With at least 23 slain, Kyiv suffered its deadliest attack in the full-scale invasion, which launched in February 2022 and continued attacks begun in 2014 by Russia.
Two joint reports from the New Lines Institute for Strategy and Policy and the Raoul Wallenberg Centre for Human Rights have determined Russia’s invasion constitutes genocide, with Ukraine reporting some 120,301 war crimes committed by Russia in Ukraine since February 2022.
In a statement issued immediately following the Dec. 29 attacks, Major Archbishop Sviatoslav Shevchuk of Kyiv-Galicia, head of the Ukrainian Greek Catholic Church, extended his “heartfelt condolences to all those who are burying their relatives who were killed by the Russian criminal hand.”
“We send our love and deep concern to all the wounded, all those who have lost their homes, and who are grieving and crying,” he said. “Lord, take the innocent victims into your hands and heal the wounds of Ukraine! You, who were born among us as a little child, wipe away the tears of Ukraine!”

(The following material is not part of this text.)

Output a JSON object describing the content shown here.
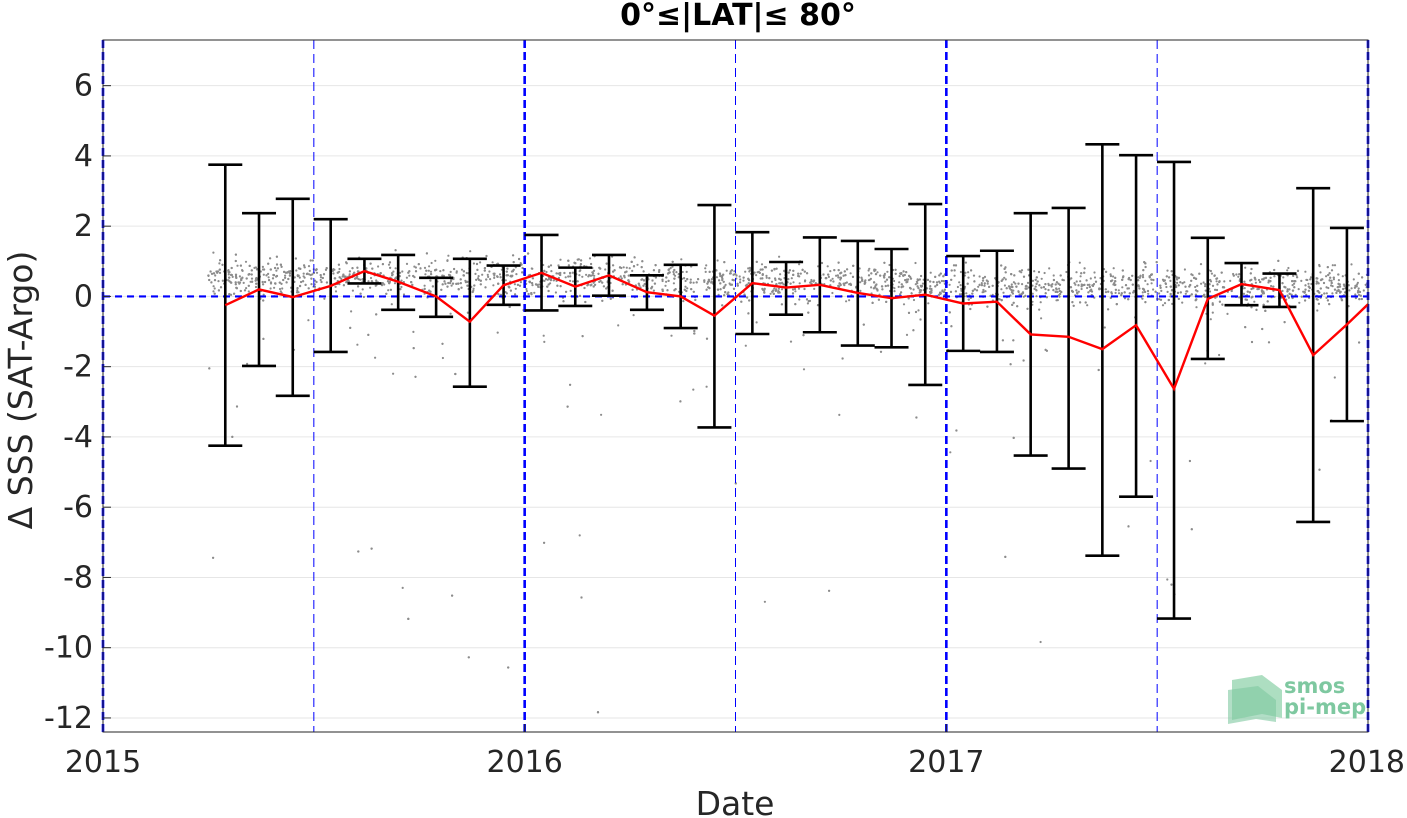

In Lviv, where at least one person was killed and 15 injured, Archbishop Ihor Vozniak of the Ukrainian Greek Catholic Archeparchy of Lviv said in a Dec. 29 statement, “When the entire world glorifies the newborn Child, the enemy rages and kills the innocent.”
He denounced “the heinous terrorist attacks of the Russian military on the civilian population of our Ukraine,” saying, “the perennial enemy does not relinquish its intention to destroy us.”
In a Dec. 29 statement, the Ukrainian Council of Churches and Religious Organizations — which represents the various Christian, Jewish and Muslim bodies of Ukraine — categorically condemned the attacks.
The council called upon “all states of the world that declare respect for the value of human life and international law to condemn the actions of the Russian Federation against Ukraine, recognize Russia as a terrorist state, and provide Ukraine with the necessary means to protect life, including additional air defense equipment, aircraft, and all that is necessary for the defense and restoration of the territorial integrity of Ukraine.”
In addition, the council urged the “World Council of Churches, the Conference of European Churches, and other international interfaith organizations to consider the issue of the moral and other forms of responsibility of the Russian Orthodox Church, which through all conceivable means supports the Russian aggression against Ukraine, incites ethnic and interfaith hatred, and, through preaching of the ideology of the ‘Russian world,’ incites genocide of the Ukrainian people.”
“In this context, we recall the example of the actions of the Dutch Reformed Church in the Republic of South Africa to justify apartheid, for which it was rightfully condemned by the international community and expelled from the World Council of Churches,” said the council.
Patriarch Kirill of the Russian Orthodox Church has told followers that “sacrifice in the course of carrying out your military duty (in Russia) washes away all sins.”
Major Archbishop Shevchuk commended to God the souls of Ukrainian civilians and defenders killed in the Dec. 29 attack.
“May the Lord God take all those who have passed away into His hands!” he said in his statement. “May He bestow upon us His heavenly consolation! In prayer today, we say eternal glory to those who gave their lives for their homeland. Eternal memory to the sons and daughters of Ukraine who died during this territorial attack.”